Im Unterschied dazu analysierte Sönke Friedreich die archivalische Überlieferung staatlicher Stellen in der DDR, um die Situation der deutschen Flüchtlinge, Vertriebenen beziehungsweise ‚Umsiedler‘ im Dreiländereck und ihre Sicht auf die Grenzen in den Nachkriegsjahren bis 1952 nachzuvollziehen. Ihm ging es hauptsächlich um inhaltliche Aspekte und weniger um methodische Fragen, weshalb wohl die Spezifik der behördlichen Berichte der Umsiedlungsabteilungen in der DDR und ihr Quellenwert weniger diskutiert wurden. Die Dokumente zeigen eine Region im Umbruch, so Friedreich, die keineswegs politisch oder ökonomisch stabilisiert war, sondern vielmehr als temporäre Entität mit fluiden Grenzkonzepten wahrgenommen wurde. Friedreich vermittelt ein vielschichtiges Bild der Nachkriegssituation und stellt geschickt die historischen Ereignisse und ihren Einfluss in Beziehung zu den unter den Betroffenen zu registrierenden Gerüchten und Zukunftsprojektionen.

Die „verordnete Nachbarschaft“ im direkten Sinne untersuchte Mateusz J. Hartwich, indem er sich mit dem Tourismus aus der DDR in die Regionen im östlichen Europa, die bis zum Ende des Zweiten Weltkriegs entweder zum Deutschen Reich gehört hatten oder in denen die Bevölkerung deutschsprachig gewesen ist, befasst. Er stellt die These auf, dass die Reisemöglichkeiten und damit der direkte Kontakt zwischen ehemaligen und damals gegenwärtigen Bewohnern vor Ort trotz des politisch „verordneten“ Rahmens zu einer Akzeptanz der Verhältnisse in den Grenzregionen, wenn auch nicht zu einem besonders intensiven nachbarschaftlichen Austausch, auf beiden Seiten führte. Spannend erscheinen im Zusammenhang mit der Art und Weise des Reisens nach Polen die innerdeutschen Unterschiede und die wechselseitige Beeinflussung durch Ereignisse auf internationaler, nationaler und lokaler Ebene, also die Verbindung von Makro- und Mikrohistorie.

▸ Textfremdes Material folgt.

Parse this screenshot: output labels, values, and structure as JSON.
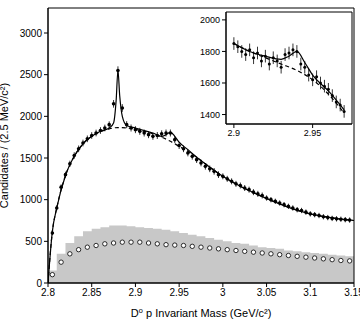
{
  "chart_data": [
    {
      "type": "scatter",
      "x_label": "D⁰ p Invariant Mass (GeV/c²)",
      "y_label": "Candidates / (2.5 MeV/c²)",
      "xlim": [
        2.8,
        3.15
      ],
      "xticks": [
        2.8,
        2.85,
        2.9,
        2.95,
        3,
        3.05,
        3.1,
        3.15
      ],
      "ylim": [
        0,
        3300
      ],
      "yticks": [
        0,
        500,
        1000,
        1500,
        2000,
        2500,
        3000
      ],
      "series": [
        {
          "type": "histogram",
          "color": "#c8c8c8",
          "bins": [
            2.8,
            2.81,
            2.82,
            2.83,
            2.84,
            2.85,
            2.86,
            2.87,
            2.88,
            2.89,
            2.9,
            2.91,
            2.92,
            2.93,
            2.94,
            2.95,
            2.96,
            2.97,
            2.98,
            2.99,
            3,
            3.01,
            3.02,
            3.03,
            3.04,
            3.05,
            3.06,
            3.07,
            3.08,
            3.09,
            3.1,
            3.11,
            3.12,
            3.13,
            3.14,
            3.15
          ],
          "values": [
            150,
            350,
            480,
            560,
            620,
            650,
            670,
            690,
            690,
            680,
            670,
            660,
            650,
            640,
            620,
            600,
            580,
            560,
            540,
            520,
            500,
            480,
            470,
            450,
            430,
            420,
            410,
            390,
            380,
            370,
            360,
            350,
            340,
            330,
            320
          ]
        },
        {
          "type": "scatter",
          "marker": "open_circle",
          "color": "#000000",
          "x": [
            2.805,
            2.815,
            2.825,
            2.835,
            2.845,
            2.855,
            2.865,
            2.875,
            2.885,
            2.895,
            2.905,
            2.915,
            2.925,
            2.935,
            2.945,
            2.955,
            2.965,
            2.975,
            2.985,
            2.995,
            3.005,
            3.015,
            3.025,
            3.035,
            3.045,
            3.055,
            3.065,
            3.075,
            3.085,
            3.095,
            3.105,
            3.115,
            3.125,
            3.135,
            3.145
          ],
          "values": [
            100,
            250,
            350,
            400,
            430,
            450,
            470,
            480,
            490,
            490,
            490,
            480,
            470,
            460,
            455,
            450,
            440,
            430,
            420,
            410,
            400,
            390,
            380,
            370,
            360,
            350,
            340,
            330,
            320,
            310,
            300,
            290,
            280,
            270,
            265
          ]
        },
        {
          "type": "line",
          "line_style": "dashed",
          "color": "#000000",
          "x": [
            2.8,
            2.805,
            2.81,
            2.82,
            2.83,
            2.84,
            2.85,
            2.86,
            2.87,
            2.88,
            2.89,
            2.9,
            2.91,
            2.92,
            2.93,
            2.94,
            2.95,
            2.96,
            2.97,
            2.98,
            3,
            3.02,
            3.04,
            3.06,
            3.08,
            3.1,
            3.12,
            3.14,
            3.15
          ],
          "values": [
            0,
            620,
            900,
            1290,
            1520,
            1670,
            1760,
            1815,
            1850,
            1865,
            1860,
            1845,
            1820,
            1790,
            1750,
            1700,
            1640,
            1580,
            1510,
            1430,
            1280,
            1160,
            1060,
            970,
            890,
            830,
            790,
            760,
            750
          ]
        },
        {
          "type": "line",
          "line_style": "solid",
          "color": "#000000",
          "x": [
            2.8,
            2.805,
            2.81,
            2.82,
            2.83,
            2.84,
            2.85,
            2.86,
            2.87,
            2.875,
            2.878,
            2.88,
            2.882,
            2.885,
            2.89,
            2.9,
            2.91,
            2.92,
            2.93,
            2.935,
            2.94,
            2.945,
            2.95,
            2.96,
            2.97,
            2.98,
            3,
            3.02,
            3.04,
            3.06,
            3.08,
            3.1,
            3.12,
            3.14,
            3.15
          ],
          "values": [
            0,
            620,
            900,
            1290,
            1520,
            1670,
            1760,
            1820,
            1860,
            1920,
            2200,
            2550,
            2250,
            2000,
            1890,
            1860,
            1830,
            1800,
            1760,
            1780,
            1810,
            1760,
            1690,
            1600,
            1510,
            1430,
            1280,
            1160,
            1060,
            970,
            890,
            830,
            790,
            760,
            750
          ]
        },
        {
          "type": "scatter",
          "marker": "circle",
          "color": "#000000",
          "x": [
            2.805,
            2.81,
            2.815,
            2.82,
            2.825,
            2.83,
            2.835,
            2.84,
            2.845,
            2.85,
            2.855,
            2.86,
            2.865,
            2.87,
            2.875,
            2.88,
            2.885,
            2.89,
            2.895,
            2.9,
            2.905,
            2.91,
            2.915,
            2.92,
            2.925,
            2.93,
            2.935,
            2.94,
            2.945,
            2.95,
            2.955,
            2.96,
            2.965,
            2.97,
            2.975,
            2.98,
            2.985,
            2.99,
            2.995,
            3,
            3.005,
            3.01,
            3.015,
            3.02,
            3.025,
            3.03,
            3.035,
            3.04,
            3.045,
            3.05,
            3.055,
            3.06,
            3.065,
            3.07,
            3.075,
            3.08,
            3.085,
            3.09,
            3.095,
            3.1,
            3.105,
            3.11,
            3.115,
            3.12,
            3.125,
            3.13,
            3.135,
            3.14,
            3.145
          ],
          "values": [
            600,
            900,
            1150,
            1300,
            1430,
            1530,
            1610,
            1680,
            1730,
            1770,
            1800,
            1830,
            1860,
            1900,
            2150,
            2550,
            2100,
            1900,
            1860,
            1840,
            1820,
            1800,
            1780,
            1760,
            1770,
            1790,
            1800,
            1800,
            1720,
            1650,
            1610,
            1560,
            1520,
            1480,
            1440,
            1400,
            1370,
            1340,
            1300,
            1280,
            1250,
            1220,
            1190,
            1170,
            1140,
            1120,
            1090,
            1070,
            1050,
            1020,
            1000,
            980,
            960,
            940,
            920,
            900,
            880,
            870,
            850,
            830,
            820,
            810,
            795,
            785,
            775,
            770,
            765,
            760,
            755
          ],
          "errors": [
            25,
            30,
            34,
            36,
            38,
            39,
            40,
            40,
            40,
            40,
            40,
            40,
            40,
            40,
            46,
            50,
            46,
            42,
            42,
            42,
            42,
            42,
            42,
            42,
            42,
            42,
            42,
            42,
            42,
            42,
            40,
            40,
            40,
            40,
            40,
            40,
            40,
            40,
            40,
            36,
            36,
            36,
            36,
            36,
            36,
            36,
            36,
            36,
            36,
            32,
            32,
            32,
            32,
            32,
            32,
            32,
            32,
            32,
            32,
            32,
            32,
            32,
            32,
            32,
            32,
            32,
            32,
            32,
            32
          ]
        }
      ]
    },
    {
      "type": "scatter",
      "xlim": [
        2.895,
        2.975
      ],
      "xticks": [
        2.9,
        2.95
      ],
      "ylim": [
        1340,
        2050
      ],
      "yticks": [
        1400,
        1600,
        1800,
        2000
      ],
      "series": [
        {
          "type": "line",
          "line_style": "dashed",
          "color": "#000000",
          "x": [
            2.9,
            2.91,
            2.92,
            2.93,
            2.94,
            2.95,
            2.96,
            2.97
          ],
          "values": [
            1850,
            1800,
            1760,
            1720,
            1680,
            1620,
            1530,
            1410
          ]
        },
        {
          "type": "line",
          "line_style": "solid",
          "color": "#000000",
          "x": [
            2.9,
            2.91,
            2.92,
            2.93,
            2.935,
            2.94,
            2.945,
            2.95,
            2.96,
            2.97
          ],
          "values": [
            1850,
            1800,
            1770,
            1750,
            1770,
            1800,
            1730,
            1650,
            1550,
            1430
          ]
        },
        {
          "type": "scatter",
          "marker": "circle",
          "color": "#000000",
          "x": [
            2.9,
            2.9025,
            2.905,
            2.9075,
            2.91,
            2.9125,
            2.915,
            2.9175,
            2.92,
            2.9225,
            2.925,
            2.9275,
            2.93,
            2.9325,
            2.935,
            2.9375,
            2.94,
            2.9425,
            2.945,
            2.9475,
            2.95,
            2.9525,
            2.955,
            2.9575,
            2.96,
            2.9625,
            2.965,
            2.9675,
            2.97
          ],
          "values": [
            1850,
            1830,
            1800,
            1780,
            1810,
            1760,
            1790,
            1740,
            1770,
            1720,
            1760,
            1740,
            1700,
            1780,
            1790,
            1810,
            1800,
            1720,
            1700,
            1650,
            1620,
            1640,
            1600,
            1580,
            1560,
            1520,
            1480,
            1460,
            1420
          ],
          "errors": [
            40,
            40,
            40,
            40,
            40,
            40,
            40,
            40,
            40,
            40,
            40,
            40,
            40,
            40,
            40,
            40,
            40,
            40,
            40,
            40,
            40,
            40,
            40,
            40,
            40,
            40,
            40,
            40,
            40
          ]
        }
      ]
    }
  ]
}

Mit der Situation und den Aneignungsprozessen verschiedener Bevölkerungsgruppen auf der polnischen Seite, die nach dem Zweiten Weltkrieg teils ihre Heimat in Ostpolen verlassen mussten, beschäftigt sich Ewelina Wanat. Für ihre Beheimatung, so Wanats Erkenntnis, sei die Identifizierung mit der Region, in ihrem Beispiel mit der polnischen Oberlausitz, eine bessere Voraussetzung als die Orientierung an einer homogen angelegten nationalen Identität.

Eine weitere historisch sehr detailreiche Dokumentation legt Ágnes Tóth vor. Auf der Grundlage von Regierungsbeschlüssen und Anträgen der Betroffenen zeichnet sie nach, ob und wie in den Jahren 1948 bis 1950 die Zusammenführungen von Familien „deutscher Nationalität“ aus Ungarn erfolgte, deren Mitglieder sich nach dem Zweiten Weltkrieg, der Kriegsgefangenschaft und den Zwangsdeportationen in die Sowjetunion unter anderem in der Sowjetischen Besatzungszone beziehungsweise in der DDR wiederfanden. Sie beschreibt einerseits die Probleme der Organisation eines solchen Unternehmens in Zeiten der Neuorganisation von Staaten und Grenzen. Andererseits wird das im neutralen Sinne eigenwillige Handeln der Betroffenen erkennbar, die sich die damit verbundenen politischen Unsicherheiten versuchten zunutze zu machen.

Einen optimistischen Über- und Ausblick bietet abschließend Jan M. Piskorski. Unter Einbeziehung globalgeschichtlicher Aspekte diskutiert er in seinem Essay die deutsch-polnische Nachbarschaft und sieht das Konzept der Versöhnung insofern kritisch als es nicht uneingeschränkt übertragbar sei. Sein Plädoyer für Debatten statt Krieg hat in den letzten Jahren an Dringlichkeit zugenommen.

Indem sie die Nachbarschaften in Grenzregionen in den Mittelpunkt der Forschungsdiskussion stellten, erweiterten die Herausgeber/innen Uta Bretschneider, Sönke Friedreich und Ira Spieker die Perspektive sehr geschickt. Neben Trennendem konnten somit auch die Verflechtungen und Kontakte über Grenzen hinweg einbezogen werden. Dies ist in den Beiträgen der vorliegenden Publikation fast durchweg gelungen, obgleich die fachlich sehr unterschiedlich geprägten Ansätze eine Herausforderung darstellen.